つまり、俺たちは前世に置き換えれば鉱山労働者である。
「下層に行くにはもう道も暗いぞ? 」
マスターが心配してくれる。
「大丈夫。私、火の精霊だから」
フマが身体の火勢を強めれば道は明るく照らし出された。
「モモモ」
一人になって、ホムと相談しながら、スキルやステータスを考えるつもりだったけれど、働きながらでも良いかと、俺はマスターに手を上げてありがとうとお辞儀をする。
「なんだか大食らいも大変だな。頑張れよ」
マスターにカウンターから見送られて、俺はフマに下層へと続く暗い道に連行された。
◆
フマを置き去りにして、レーベン川の畔の大樹という世界を出た俺は、ノームの姿のまま元の世界の大学で授業を受けていた。
何も変わらない友人達に、ああ俺がノームの姿に変わってもこいつらは変わらないんだなと、変な感想を洩らす。
何故、先生や友人達は俺の姿を不思議に思わないんだろう?と思うが、俺はその質問を発する事は無かった。
何故なら、会話スキルを得られなかった俺は喋れないからだ。
俺の隣にはもう一人のノームが居て、机の上で粘土遊びをしている。
こいつは相棒のホムだと直感的にわかった。
授業を終えれば、俺の姿を不思議に思わない友人達と、何故か俺の身体の外にいるホムを交えてカラオケに行く。

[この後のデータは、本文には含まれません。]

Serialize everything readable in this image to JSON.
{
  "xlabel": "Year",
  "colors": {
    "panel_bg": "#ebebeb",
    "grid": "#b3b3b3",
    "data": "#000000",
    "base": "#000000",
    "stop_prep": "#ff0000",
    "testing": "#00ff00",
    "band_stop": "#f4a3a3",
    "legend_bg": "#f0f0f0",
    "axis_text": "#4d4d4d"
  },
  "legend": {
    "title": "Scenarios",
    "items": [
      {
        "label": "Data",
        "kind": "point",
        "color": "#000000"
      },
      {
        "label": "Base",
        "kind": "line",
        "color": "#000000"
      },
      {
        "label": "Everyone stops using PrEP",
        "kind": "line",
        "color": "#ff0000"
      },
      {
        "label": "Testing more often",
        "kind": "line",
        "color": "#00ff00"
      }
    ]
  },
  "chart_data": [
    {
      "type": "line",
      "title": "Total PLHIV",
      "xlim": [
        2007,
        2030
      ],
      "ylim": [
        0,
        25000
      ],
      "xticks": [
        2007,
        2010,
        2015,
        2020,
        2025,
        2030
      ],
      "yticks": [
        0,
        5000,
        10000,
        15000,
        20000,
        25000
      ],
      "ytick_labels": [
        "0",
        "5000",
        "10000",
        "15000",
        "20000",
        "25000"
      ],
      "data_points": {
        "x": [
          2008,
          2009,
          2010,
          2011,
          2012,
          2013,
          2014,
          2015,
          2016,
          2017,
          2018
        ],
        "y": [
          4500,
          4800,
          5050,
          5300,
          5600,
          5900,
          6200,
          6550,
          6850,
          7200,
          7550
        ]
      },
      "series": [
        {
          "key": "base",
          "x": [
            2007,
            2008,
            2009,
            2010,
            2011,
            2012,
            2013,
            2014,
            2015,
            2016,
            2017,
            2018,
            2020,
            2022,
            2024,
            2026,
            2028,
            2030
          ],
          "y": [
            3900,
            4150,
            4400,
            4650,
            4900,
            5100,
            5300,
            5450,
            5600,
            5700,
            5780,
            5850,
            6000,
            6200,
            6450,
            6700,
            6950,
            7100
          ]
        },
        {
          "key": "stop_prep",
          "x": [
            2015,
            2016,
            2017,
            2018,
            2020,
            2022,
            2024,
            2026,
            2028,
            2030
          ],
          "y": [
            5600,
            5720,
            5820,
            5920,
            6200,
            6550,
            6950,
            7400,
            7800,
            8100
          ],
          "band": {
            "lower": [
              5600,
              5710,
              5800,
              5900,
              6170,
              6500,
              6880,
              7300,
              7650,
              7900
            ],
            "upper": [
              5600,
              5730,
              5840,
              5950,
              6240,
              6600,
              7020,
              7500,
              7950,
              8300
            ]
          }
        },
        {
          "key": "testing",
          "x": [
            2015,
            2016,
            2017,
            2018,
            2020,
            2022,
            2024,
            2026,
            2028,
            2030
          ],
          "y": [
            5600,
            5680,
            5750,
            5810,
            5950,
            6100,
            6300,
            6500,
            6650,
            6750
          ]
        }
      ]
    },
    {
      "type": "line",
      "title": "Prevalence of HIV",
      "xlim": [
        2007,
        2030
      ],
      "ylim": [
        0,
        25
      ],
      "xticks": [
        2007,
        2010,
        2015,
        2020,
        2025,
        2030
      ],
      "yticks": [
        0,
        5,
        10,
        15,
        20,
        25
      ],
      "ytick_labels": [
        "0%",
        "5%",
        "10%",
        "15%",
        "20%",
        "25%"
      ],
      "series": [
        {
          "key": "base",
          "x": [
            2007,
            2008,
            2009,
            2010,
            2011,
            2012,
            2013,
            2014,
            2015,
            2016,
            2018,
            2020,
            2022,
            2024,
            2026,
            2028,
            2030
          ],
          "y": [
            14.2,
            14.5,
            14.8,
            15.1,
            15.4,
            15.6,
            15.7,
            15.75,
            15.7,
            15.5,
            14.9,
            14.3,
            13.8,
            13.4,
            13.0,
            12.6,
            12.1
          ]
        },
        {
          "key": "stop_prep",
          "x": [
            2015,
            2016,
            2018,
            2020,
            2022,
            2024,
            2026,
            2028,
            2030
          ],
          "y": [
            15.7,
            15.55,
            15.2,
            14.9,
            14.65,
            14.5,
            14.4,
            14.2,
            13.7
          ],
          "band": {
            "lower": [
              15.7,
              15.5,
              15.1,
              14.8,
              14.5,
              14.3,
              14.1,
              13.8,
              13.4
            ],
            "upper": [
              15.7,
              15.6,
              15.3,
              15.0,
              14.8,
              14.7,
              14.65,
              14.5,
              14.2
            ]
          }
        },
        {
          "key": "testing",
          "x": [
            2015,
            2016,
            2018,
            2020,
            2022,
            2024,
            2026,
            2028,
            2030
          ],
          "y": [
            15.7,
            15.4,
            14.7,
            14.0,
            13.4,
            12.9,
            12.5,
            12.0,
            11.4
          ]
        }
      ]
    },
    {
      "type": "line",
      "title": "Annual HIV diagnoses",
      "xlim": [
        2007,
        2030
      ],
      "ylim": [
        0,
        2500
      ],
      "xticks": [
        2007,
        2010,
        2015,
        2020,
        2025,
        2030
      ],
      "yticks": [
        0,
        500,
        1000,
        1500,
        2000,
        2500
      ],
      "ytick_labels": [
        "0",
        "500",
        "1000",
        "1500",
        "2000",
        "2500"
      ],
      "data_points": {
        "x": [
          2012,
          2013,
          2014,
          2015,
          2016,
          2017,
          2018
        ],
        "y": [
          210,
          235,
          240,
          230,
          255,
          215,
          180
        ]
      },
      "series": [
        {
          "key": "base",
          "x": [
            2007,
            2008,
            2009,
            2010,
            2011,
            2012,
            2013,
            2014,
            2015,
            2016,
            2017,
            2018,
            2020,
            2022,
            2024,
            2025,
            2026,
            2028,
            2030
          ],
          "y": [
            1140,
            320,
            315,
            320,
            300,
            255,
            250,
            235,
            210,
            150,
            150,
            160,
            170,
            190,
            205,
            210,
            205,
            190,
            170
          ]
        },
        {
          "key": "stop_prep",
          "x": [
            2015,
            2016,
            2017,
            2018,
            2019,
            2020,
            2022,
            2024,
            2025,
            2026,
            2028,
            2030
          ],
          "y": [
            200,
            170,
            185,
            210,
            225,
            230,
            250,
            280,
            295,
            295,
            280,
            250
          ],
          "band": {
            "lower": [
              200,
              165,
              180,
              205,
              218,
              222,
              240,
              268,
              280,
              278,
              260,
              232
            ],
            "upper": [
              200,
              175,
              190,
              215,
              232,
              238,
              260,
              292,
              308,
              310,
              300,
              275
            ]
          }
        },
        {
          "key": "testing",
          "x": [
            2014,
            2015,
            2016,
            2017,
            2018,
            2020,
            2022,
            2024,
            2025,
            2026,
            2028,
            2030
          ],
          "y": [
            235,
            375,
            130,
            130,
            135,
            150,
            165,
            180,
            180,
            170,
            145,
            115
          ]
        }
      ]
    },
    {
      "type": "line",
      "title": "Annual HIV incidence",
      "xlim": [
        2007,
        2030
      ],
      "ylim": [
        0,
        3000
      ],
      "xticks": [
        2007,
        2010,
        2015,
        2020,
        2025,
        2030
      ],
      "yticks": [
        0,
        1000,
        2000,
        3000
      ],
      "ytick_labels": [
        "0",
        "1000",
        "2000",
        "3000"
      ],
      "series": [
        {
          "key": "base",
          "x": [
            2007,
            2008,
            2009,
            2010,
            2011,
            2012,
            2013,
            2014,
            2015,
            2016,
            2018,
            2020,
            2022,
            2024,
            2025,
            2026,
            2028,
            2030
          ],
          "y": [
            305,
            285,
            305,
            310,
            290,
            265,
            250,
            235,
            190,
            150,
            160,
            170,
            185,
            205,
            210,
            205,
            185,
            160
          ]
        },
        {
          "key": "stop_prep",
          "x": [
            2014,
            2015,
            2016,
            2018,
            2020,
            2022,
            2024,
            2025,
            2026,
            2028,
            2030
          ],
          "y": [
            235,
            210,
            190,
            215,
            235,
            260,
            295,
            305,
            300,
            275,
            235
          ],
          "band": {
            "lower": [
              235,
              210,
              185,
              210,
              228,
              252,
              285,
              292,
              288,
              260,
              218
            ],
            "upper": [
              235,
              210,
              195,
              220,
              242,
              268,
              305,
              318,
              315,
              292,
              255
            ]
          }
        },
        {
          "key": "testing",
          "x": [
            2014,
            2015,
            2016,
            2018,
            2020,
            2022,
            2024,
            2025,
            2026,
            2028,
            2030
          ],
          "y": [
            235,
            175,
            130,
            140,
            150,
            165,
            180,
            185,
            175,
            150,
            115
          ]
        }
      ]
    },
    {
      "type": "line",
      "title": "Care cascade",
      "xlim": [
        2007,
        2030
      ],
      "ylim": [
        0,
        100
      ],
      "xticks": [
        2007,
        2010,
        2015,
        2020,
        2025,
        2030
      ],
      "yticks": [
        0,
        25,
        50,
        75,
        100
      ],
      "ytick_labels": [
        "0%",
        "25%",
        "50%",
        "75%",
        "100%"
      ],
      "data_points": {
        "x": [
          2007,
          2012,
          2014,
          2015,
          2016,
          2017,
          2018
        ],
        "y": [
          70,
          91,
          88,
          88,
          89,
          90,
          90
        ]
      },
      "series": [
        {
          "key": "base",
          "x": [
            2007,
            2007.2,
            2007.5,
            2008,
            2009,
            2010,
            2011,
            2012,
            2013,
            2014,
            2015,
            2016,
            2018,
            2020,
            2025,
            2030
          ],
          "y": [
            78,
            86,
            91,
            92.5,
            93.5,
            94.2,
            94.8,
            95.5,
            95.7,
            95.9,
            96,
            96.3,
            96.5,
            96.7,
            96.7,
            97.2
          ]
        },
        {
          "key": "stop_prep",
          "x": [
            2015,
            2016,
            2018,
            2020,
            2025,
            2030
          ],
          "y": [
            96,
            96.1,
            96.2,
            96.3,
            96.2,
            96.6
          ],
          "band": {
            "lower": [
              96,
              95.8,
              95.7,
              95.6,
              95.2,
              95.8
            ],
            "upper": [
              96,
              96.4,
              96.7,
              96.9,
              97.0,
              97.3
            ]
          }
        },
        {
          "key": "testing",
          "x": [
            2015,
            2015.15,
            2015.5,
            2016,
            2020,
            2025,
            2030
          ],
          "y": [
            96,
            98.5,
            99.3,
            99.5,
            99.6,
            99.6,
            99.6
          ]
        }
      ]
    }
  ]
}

マイクを握れば、俺は元の身体に変わり、昔のように歌えるようになった。
そうして、俺たちは元の世界を満喫して、家路へとついたんだ。
俺の家はレーベン川の畔の大樹だ。
外の世界を満喫して帰ってくれば、フマの姿はどこにも無かった。
フマがどこに居るか、俺は水の精霊ラッツの所を訪ねるが、ラッツは椅子になっていて、録に喋れもしなくなっていた。

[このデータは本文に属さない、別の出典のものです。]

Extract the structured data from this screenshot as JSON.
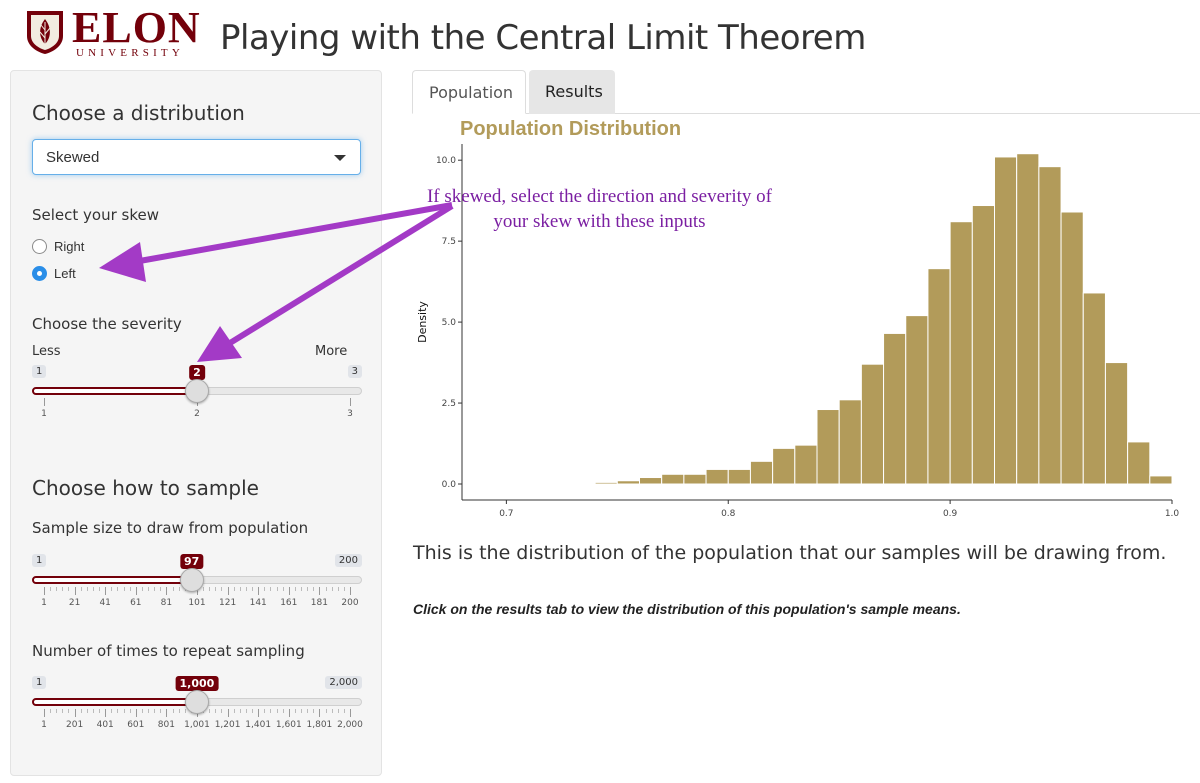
{
  "header": {
    "logo_word": "ELON",
    "logo_sub": "UNIVERSITY",
    "title": "Playing with the Central Limit Theorem"
  },
  "sidebar": {
    "distribution_heading": "Choose a distribution",
    "distribution_value": "Skewed",
    "skew_label": "Select your skew",
    "skew_options": [
      "Right",
      "Left"
    ],
    "skew_selected": "Left",
    "severity_label": "Choose the severity",
    "severity_less": "Less",
    "severity_more": "More",
    "severity_slider": {
      "min": "1",
      "max": "3",
      "value": "2",
      "value_num": 2,
      "min_num": 1,
      "max_num": 3,
      "ticks": [
        "1",
        "2",
        "3"
      ]
    },
    "sample_heading": "Choose how to sample",
    "sample_size_label": "Sample size to draw from population",
    "sample_size_slider": {
      "min": "1",
      "max": "200",
      "value": "97",
      "value_num": 97,
      "min_num": 1,
      "max_num": 200,
      "ticks": [
        "1",
        "21",
        "41",
        "61",
        "81",
        "101",
        "121",
        "141",
        "161",
        "181",
        "200"
      ]
    },
    "repeat_label": "Number of times to repeat sampling",
    "repeat_slider": {
      "min": "1",
      "max": "2,000",
      "value": "1,000",
      "value_num": 1000,
      "min_num": 1,
      "max_num": 2000,
      "ticks": [
        "1",
        "201",
        "401",
        "601",
        "801",
        "1,001",
        "1,201",
        "1,401",
        "1,601",
        "1,801",
        "2,000"
      ]
    }
  },
  "tabs": {
    "population": "Population",
    "results": "Results",
    "active": "Population"
  },
  "annotation": "If skewed, select the direction and severity of your skew with these inputs",
  "description": "This is the distribution of the population that our samples will be drawing from.",
  "note": "Click on the results tab to view the distribution of this population's sample means.",
  "colors": {
    "bar": "#b29b5a",
    "accent": "#73000a",
    "annotation": "#7b1fa2"
  },
  "chart_data": {
    "type": "bar",
    "title": "Population Distribution",
    "xlabel": "",
    "ylabel": "Density",
    "xlim": [
      0.68,
      1.0
    ],
    "ylim": [
      0,
      10.5
    ],
    "xticks": [
      "0.7",
      "0.8",
      "0.9",
      "1.0"
    ],
    "yticks": [
      "0.0",
      "2.5",
      "5.0",
      "7.5",
      "10.0"
    ],
    "bin_width": 0.01,
    "x": [
      0.72,
      0.73,
      0.74,
      0.75,
      0.76,
      0.77,
      0.78,
      0.79,
      0.8,
      0.81,
      0.82,
      0.83,
      0.84,
      0.85,
      0.86,
      0.87,
      0.88,
      0.89,
      0.9,
      0.91,
      0.92,
      0.93,
      0.94,
      0.95,
      0.96,
      0.97,
      0.98,
      0.99
    ],
    "values": [
      0.02,
      0.03,
      0.05,
      0.1,
      0.2,
      0.3,
      0.3,
      0.45,
      0.45,
      0.7,
      1.1,
      1.2,
      2.3,
      2.6,
      3.7,
      4.65,
      5.2,
      6.65,
      8.1,
      8.6,
      10.1,
      10.2,
      9.8,
      8.4,
      5.9,
      3.75,
      1.3,
      0.25
    ],
    "grid": false
  }
}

椅子となったラッツの足下には、フマの変わり果てた魔石が落ちていた。
当然だ。
何も知らないフマをもし何処かへ置き去りにすれば、いずれはこうなると俺は知っていた。
何もしないままにラッツをあの環境に置き去りにすれば、魔女は自由に動くラッツに良からぬ事をすると、俺は知っていた。
それらを受け入れて、俺は外の世界へと出たのだ。
何故なら、精霊である彼らと価値観は俺の価値観には隔たりがあり、彼らからすれば、俺は何の自覚もなく共食いをする化け物だからだ。
俺からすれば、彼らは共食いを辞さない、手間のかかりすぎる友人だからだ。
だから俺は、俺の価値観とは相成れない煩いこちらの世界から、外の世界へと出たのだ。
だから俺は元の世界へと戻ったのだ。
そうして、俺は怒りによって外の大地をまるごと食らう、猪のような、河馬のような大きな獣になって、レーベン川の畔の大樹に…。
俺の意識はそこで覚醒した。
手を頭に当て、頭を振る。
どうやら久しぶりの睡眠だったが、夢見は悪かったようだ。
こんな何も無い所で寝たからかもしれない。
辺りを見回せば、遠く暗闇のなかで仄かに光るフマが石ころを抱えて移動している。
フマの周りには、同じように石ころを抱えて歩くアナグマ族が数人見えた。
「モモモ…」
フマはよく働くなあと、俺は思わず呆れる。
せっかく睡眠が出来るようになったのだから、睡眠が必要であろうとなかろうと、夜になれば眠れば良いのに。
精霊に降りかかった労働の義務感は、そんなに強い物なのだろうか?
今は何時だろうと思い更に辺りを見回すが、真っ暗で時計は見当たらなかった。
というかここに時計があるかどうかも俺は知らない。
時計ならBARにはあったんだけれど。
寝ぼけた頭で、俺はホムに語りかける。
起きてるかい? 相棒。
──からおけ! からおけ!
なんだ、ホムも同じ夢を見ていたのか。
なぁ、相棒。
どうしてレーベン川の畔の大樹という世界で、精霊はこんな扱いを受けなきゃならないんだい?